The constant dollar goods deficit of $1.1613 trillion at after-inflation annual rates represented a 7.16 percent drop from the second quarter’s $1.2508 trillion. And the total was the best since the $1.1298 trillion hit in the fourth quarter of 2023
The third quarter’s inflation-adjusted services surplus of $211.9 billion rose by 6.86 percent to $211.9 billion – the highest level since the third quarter of 210.1 billion. That was the best such improvement since the 10.19 percent jump in the first quarter of 2024.

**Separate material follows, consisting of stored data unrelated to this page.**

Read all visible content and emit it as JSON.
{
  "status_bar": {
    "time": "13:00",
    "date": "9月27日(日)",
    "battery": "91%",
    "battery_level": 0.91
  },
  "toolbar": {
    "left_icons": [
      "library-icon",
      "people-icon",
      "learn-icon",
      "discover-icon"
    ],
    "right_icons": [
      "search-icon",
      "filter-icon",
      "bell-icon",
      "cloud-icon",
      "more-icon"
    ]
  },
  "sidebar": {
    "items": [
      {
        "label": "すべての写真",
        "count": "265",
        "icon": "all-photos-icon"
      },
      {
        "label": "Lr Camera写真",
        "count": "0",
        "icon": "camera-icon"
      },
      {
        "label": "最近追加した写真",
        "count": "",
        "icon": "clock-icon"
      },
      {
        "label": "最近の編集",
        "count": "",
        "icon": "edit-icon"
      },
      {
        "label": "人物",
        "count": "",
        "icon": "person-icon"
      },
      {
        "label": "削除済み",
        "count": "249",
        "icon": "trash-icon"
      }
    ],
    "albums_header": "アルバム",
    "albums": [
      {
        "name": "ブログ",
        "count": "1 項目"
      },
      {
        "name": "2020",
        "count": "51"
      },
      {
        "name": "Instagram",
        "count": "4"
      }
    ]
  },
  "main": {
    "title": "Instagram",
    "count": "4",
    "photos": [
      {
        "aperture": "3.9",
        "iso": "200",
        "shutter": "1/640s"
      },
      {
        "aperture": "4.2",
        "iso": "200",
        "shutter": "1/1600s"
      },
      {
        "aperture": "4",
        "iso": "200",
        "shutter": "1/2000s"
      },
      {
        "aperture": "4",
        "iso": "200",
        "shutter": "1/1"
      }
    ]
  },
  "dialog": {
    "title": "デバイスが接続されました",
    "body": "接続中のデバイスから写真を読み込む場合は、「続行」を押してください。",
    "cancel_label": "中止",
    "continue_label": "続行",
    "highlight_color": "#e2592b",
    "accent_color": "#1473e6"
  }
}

Real goods exports in the third quarter climbed by 1.81 percent to a new record $1.7225 trillion. This all-time high once more showed how reluctant most foreign economies have been to retaliate versus President Trump’s tariffs. In the process, these results confirmed his judgment that the United States enjoys matchless leverage in global trade affairs.
After-inflation goods imports in the third quarter declined for the second straight month – by 1.94 percent sequentially to $2.9338 billion. That total was the lowest since $2.8977 trillion of the first quarter of 2024.
The third quarter also saw the second straight increase in constant dollar services exports. The 2.70 percent quarterly improvement resulted in a new record of $933.2 billion, and the rate of increase was the fastest since the 3.30 percent recorded in that first quarter of 2024
The smaller amount of price-adjusted services imports were also up sequentially in the third quarter – but by a slower 1.53 percent, to $721.3 billion.
So strong growth, higher exports, lower imports, and a shrinking trade deficit. Not to mention inflation drifting down (but still too high). And anyone out there is going to keep calling the Trump trade policy a failure?
*This sentence is mistaken. The biggest contributor to third quarter real economic growth was not trade but consumer spending, which fueled the improvement by 2.39 percentage points. Apologies for the error.